The tax wolf in bond clothing

By Michael Robertson

When people hear “bond” it’s likely to conjure up positive sentiments such as James or savings. Few people think “tax,” but that’s the decision confronting Californians like never before. Come Nov. 6, $14.4 billion in bond measures will be on the ballot. (It’s actually closer to $40 billion as you’ll see below.) Over the last decade statewide straight tax initiatives don’t have a good passing rate, but 80 percent of school bonds have been approved since 2001 when laws changed requiring only 55 percent approval instead of the super majority 2/3rds. School officials have spotted this easy money and are drowning citizens with a whopping 600 percent increase in the amount of bonds compared to the last election.

Bonds are loans government entities takes out with a promise to repay using future collected taxes. These loans typically have a payback period of 20-40 years. Repayment plans can vary much like house or auto loans.
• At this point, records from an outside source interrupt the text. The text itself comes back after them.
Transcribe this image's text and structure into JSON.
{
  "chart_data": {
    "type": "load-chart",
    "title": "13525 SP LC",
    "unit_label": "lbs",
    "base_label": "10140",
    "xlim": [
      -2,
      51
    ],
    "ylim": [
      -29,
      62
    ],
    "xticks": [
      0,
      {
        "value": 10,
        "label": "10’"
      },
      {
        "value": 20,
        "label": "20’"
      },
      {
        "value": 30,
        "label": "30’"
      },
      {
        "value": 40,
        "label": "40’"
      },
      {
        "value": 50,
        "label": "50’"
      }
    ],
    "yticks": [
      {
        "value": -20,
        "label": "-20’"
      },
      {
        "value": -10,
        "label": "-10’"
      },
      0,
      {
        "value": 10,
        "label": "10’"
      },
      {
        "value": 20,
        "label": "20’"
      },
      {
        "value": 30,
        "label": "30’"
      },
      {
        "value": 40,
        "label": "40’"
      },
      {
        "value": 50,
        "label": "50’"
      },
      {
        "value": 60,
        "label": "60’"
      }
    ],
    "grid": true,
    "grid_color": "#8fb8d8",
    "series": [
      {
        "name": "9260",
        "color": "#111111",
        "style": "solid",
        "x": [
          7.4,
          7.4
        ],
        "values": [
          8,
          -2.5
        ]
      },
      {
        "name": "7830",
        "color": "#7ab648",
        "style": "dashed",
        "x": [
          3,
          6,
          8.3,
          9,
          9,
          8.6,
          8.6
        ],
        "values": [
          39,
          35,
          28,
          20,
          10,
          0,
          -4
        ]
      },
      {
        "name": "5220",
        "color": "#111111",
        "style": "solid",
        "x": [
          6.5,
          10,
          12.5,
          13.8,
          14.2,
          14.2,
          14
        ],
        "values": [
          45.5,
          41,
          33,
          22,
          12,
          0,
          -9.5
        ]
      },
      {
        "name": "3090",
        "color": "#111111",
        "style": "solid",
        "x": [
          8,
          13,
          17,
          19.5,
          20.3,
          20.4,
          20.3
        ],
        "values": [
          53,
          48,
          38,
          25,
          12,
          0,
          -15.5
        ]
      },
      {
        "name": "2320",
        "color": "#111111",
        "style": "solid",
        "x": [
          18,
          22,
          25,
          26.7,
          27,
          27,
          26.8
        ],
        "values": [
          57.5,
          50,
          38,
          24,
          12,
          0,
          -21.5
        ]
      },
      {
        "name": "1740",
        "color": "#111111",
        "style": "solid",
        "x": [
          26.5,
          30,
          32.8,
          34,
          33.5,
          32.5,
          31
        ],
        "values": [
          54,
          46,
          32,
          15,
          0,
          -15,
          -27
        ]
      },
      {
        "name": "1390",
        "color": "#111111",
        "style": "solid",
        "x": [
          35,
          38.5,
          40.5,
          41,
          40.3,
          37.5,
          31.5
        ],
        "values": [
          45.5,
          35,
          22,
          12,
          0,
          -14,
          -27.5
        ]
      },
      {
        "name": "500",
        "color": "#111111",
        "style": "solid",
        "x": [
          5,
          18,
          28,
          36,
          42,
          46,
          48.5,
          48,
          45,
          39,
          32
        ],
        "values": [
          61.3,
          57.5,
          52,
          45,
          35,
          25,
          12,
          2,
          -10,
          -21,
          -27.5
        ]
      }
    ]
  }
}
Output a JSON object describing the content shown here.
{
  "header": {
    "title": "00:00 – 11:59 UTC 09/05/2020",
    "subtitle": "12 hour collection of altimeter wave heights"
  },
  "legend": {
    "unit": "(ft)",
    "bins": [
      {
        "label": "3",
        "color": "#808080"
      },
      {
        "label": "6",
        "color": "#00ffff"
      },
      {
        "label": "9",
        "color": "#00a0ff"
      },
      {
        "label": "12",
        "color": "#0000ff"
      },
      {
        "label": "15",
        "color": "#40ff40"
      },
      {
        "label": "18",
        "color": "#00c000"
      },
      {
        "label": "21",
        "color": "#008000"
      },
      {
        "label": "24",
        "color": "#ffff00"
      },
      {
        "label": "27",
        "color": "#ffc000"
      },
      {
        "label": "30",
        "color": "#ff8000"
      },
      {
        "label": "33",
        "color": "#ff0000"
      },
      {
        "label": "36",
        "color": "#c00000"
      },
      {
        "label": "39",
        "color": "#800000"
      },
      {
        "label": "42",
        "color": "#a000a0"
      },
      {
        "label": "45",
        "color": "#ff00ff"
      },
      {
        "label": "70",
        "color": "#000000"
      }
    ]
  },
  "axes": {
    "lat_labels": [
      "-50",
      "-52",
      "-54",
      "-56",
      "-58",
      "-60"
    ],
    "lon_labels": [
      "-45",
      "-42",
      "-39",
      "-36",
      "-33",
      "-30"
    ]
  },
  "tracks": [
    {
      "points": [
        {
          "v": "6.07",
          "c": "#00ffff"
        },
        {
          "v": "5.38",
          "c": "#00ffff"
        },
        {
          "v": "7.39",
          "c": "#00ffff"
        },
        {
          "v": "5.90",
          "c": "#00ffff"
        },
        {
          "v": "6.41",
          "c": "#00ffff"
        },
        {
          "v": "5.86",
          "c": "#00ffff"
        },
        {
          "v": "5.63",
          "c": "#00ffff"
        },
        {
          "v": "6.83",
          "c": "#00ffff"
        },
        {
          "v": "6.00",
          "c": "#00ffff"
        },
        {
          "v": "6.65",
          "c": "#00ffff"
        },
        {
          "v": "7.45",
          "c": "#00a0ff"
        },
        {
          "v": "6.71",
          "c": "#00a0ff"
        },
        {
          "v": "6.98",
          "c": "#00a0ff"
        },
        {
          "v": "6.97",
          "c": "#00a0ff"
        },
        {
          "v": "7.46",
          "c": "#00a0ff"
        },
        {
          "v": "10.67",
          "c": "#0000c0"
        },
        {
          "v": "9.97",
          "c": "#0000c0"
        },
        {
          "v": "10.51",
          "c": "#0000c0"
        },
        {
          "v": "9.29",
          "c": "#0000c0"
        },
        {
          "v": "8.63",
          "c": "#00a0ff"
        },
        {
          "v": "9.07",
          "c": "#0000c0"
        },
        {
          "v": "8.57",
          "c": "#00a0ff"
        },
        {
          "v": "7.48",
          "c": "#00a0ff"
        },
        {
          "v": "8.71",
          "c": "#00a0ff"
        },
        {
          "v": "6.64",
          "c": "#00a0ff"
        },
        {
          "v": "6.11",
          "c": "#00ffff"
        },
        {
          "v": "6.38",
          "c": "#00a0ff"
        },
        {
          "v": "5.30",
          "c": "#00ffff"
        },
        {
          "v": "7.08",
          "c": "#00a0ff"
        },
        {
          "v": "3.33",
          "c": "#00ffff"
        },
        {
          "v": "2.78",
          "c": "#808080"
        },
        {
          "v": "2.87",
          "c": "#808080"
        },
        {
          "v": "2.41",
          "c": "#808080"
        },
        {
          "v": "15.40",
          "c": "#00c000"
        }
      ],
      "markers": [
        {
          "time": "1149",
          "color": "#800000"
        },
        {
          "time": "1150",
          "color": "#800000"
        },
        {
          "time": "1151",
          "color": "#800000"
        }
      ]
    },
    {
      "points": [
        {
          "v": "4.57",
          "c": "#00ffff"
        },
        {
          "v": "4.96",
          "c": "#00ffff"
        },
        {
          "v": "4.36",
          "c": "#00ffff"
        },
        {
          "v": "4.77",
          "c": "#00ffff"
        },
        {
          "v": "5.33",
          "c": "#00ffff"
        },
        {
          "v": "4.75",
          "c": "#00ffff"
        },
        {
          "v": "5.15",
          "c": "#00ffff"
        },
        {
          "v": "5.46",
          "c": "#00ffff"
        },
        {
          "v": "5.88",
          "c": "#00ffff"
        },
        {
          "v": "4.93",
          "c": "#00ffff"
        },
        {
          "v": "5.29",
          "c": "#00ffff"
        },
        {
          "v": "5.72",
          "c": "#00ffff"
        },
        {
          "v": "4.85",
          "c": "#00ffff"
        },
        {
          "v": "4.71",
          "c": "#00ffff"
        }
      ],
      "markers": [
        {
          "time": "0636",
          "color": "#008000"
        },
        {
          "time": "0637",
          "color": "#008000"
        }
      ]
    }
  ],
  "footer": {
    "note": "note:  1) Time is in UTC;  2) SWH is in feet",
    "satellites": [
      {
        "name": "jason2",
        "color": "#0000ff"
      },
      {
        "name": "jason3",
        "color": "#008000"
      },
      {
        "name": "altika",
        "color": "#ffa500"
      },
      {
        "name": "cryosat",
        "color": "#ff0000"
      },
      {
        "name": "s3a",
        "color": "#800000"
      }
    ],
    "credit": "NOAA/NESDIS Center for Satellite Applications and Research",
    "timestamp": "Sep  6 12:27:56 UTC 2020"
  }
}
There can be introductory teaser rates, interest only or even periods of no payments like Poway, Santee and dozens of other school districts have entered into which will see them paying back 10-20 times what they initially borrowed.

Why are school bonds so easily approved while traditional tax initiatives are voted down? Many citizens don’t have the economic sophistication to understand bonds are a form of taxation. The ballot language for bond measures talks about “issuing” and “selling” bonds.

Usually when products are sold there’s a profit made which is a positive step for finances. Deeper in the ballot text it mention a tax will be required, but that’s surrounded by dense financial language that most gloss over. If the ballot language used the more understandable borrow and loan terms voters would better appreciate the implications of bonds.

Bonds are most often used for schools which lends itself to a sympathetic emotion “it’s for the kids” appeal. While big construction projects and essential repairs such as the ever present “leaky roofs” are often touted as the justification for bonds, enrollment at most public schools is flat or down which raises questions about whether massive school building is even necessary. Bond moneys can be spent on everything except payroll and benefits. Furniture, iPads, personal computers or even routine maintenance such as paint, carpet, and light bulbs are now uses of bond funds. Districts are increasingly turning to bond money to pay for everything in the budget that isn’t personnel costs thereby freeing up money for ever growing salaries and benefits.

Some have rightly criticized the strategy of borrowing money over 25 years to pay for lightbulbs and tablet computers which will only last a few years.

The true cost of bonds are routinely understated in ballot literature. For example Proposition Z, the San Diego Unified School District bond measure is listed as a $2.8 billion bond. Since bonds are loans not only the principal must be paid back, but also interest. Rates vary but a conservative estimate will see double the amount borrowed in interest charges over the life of the bond. Thus the $2.8 billion bond will require repayment of around $8 billion. Nowhere in the ballot description is this true cost mentioned which leads people to greatly under-estimate the cost of bond measures.